Friday, September 12, 2014

dirt city archives: HERE COMES TROUBLE

THE EYELINERS vs the psychodrama 

Despite the inevitable dirty old men in the audience, The Eyeliners didn’t draw attention to their gender. Sisters Gel, Laura and Lisa debuted as Psychodrama, certainly not a name that screams “girl band! ”. Nor did they emulate the pandering jailbait image that the girls of The Donnas milked successfully well into their twenties. There were no babydoll dresses or torn fishnets but tees, hoodies and high top Chuck Taylors. All that Psychodrama wanted was to rock out and have fun.

the first time the Golden West decided to bail on being a punk venue. later on, new promoters tried to revive it but it didn't last. the owners couldn't make up their minds whether to keep the place packed with enthusiastic  people buying drinks or to cater to a few barflies.

By 1995, the ‘burque was re-energized by an explosion of local punk bands. Psychodrama not only jumped aboard but propelled the excitement. Besides the downtown clubs the girls gigged at every all-ages spot available. There were lots more then: Back Door Music, El Place, Scottie’s Guitar Shop, Fred’s Bread & Bagel and Mind Over Matter to name a few. 


After a gig in the side room at Drop Out Records (next to the Post Office in the student ghetto ) I remember telling the girls something like "Great show. Better than the Teen Angels", for whom they'd opened the previous night at The Golden West. They seemed sincerely flattered but laughed a bit, likely wondering what the hell this thirty-something guy with hair and beard down to here knew about pop-punk. Fair enough. It was all new to me but I knew quality when I heard it. 

a short-lived guitar shop in that weird old "mall" of storefronts on Lead Ave. only the laundromat has lasted. rumor says Scottie  shot too much junk to keep his place open.  

So did Scott Parsons (BigDamnCrazyWeight, The Honeys) who assisted with the self-recorded self-released Vivid  7” which had just debuted to an enthusiastic reception. Comparisons to the Ramones appeared immediately. While that may be true in spirit, the sound was really closer to the Lookout Records’ house style as heard from, say, Screeching Weasel. It was pop-punk but with a nice raw bite.

no you can't have this even though i have two copies, one i've never played yet.  # collector scum.

Confidential,  a full-length for notorious girl band geek Long Gone John on his Sympathy For the Record Industry label was released in 1997. Now Gel (guitar), Lisa (bass) and Laura (drums/vocals) were known as The Eyeliners, a slight nod to gender but with the attitude of Yeah, we’re girls. So what?  The touring began to last longer and travel farther.

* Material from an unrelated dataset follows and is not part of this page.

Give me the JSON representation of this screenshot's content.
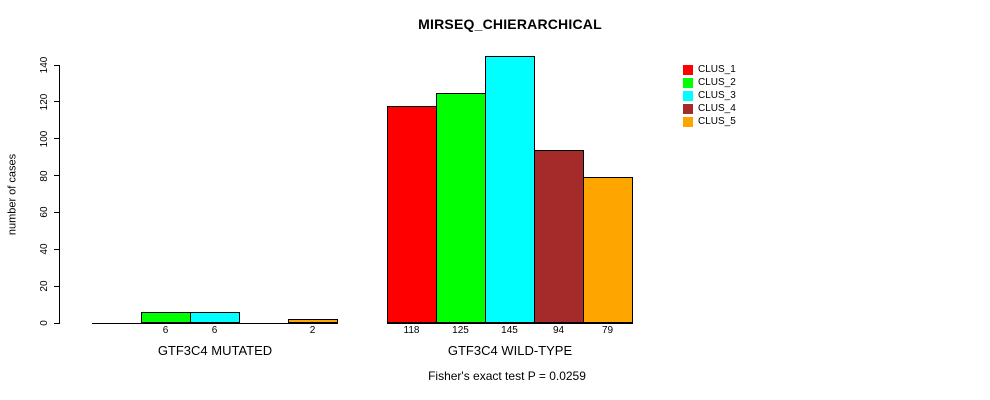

Flash forward to 2003: The Eyeliners were mainstays on the Warped Tour. The hometown shows were less frequent as the band put its efforts into tours with the likes of Social Distortion and recording with Joan Jett. Typically as national success came, the local scenester psychodrama bitching started, none of it worth repeating.  All I whined about was the slow trickle of releases and the succession of substitute drummers so Laura could concentrate on fronting the band.

With 'burque shows far and few in between, The Eyeliners kinda fell off all of our local radars. By then much of the crowd for garage music had drained away. We were all drowning in the Great Emo Deluge of the early 2000s and somehow everyone decided that metal was punk. It was grim.

Although we had fewer chances to hear them, The Eyeliners remained a bright spot in the local scene. Its been almost ten years since the girls' last New Mexico gig (Warped in Las Cruces..? ). There’s been no promises but I'm hoping we haven’t heard the last of The Eyeliners just yet.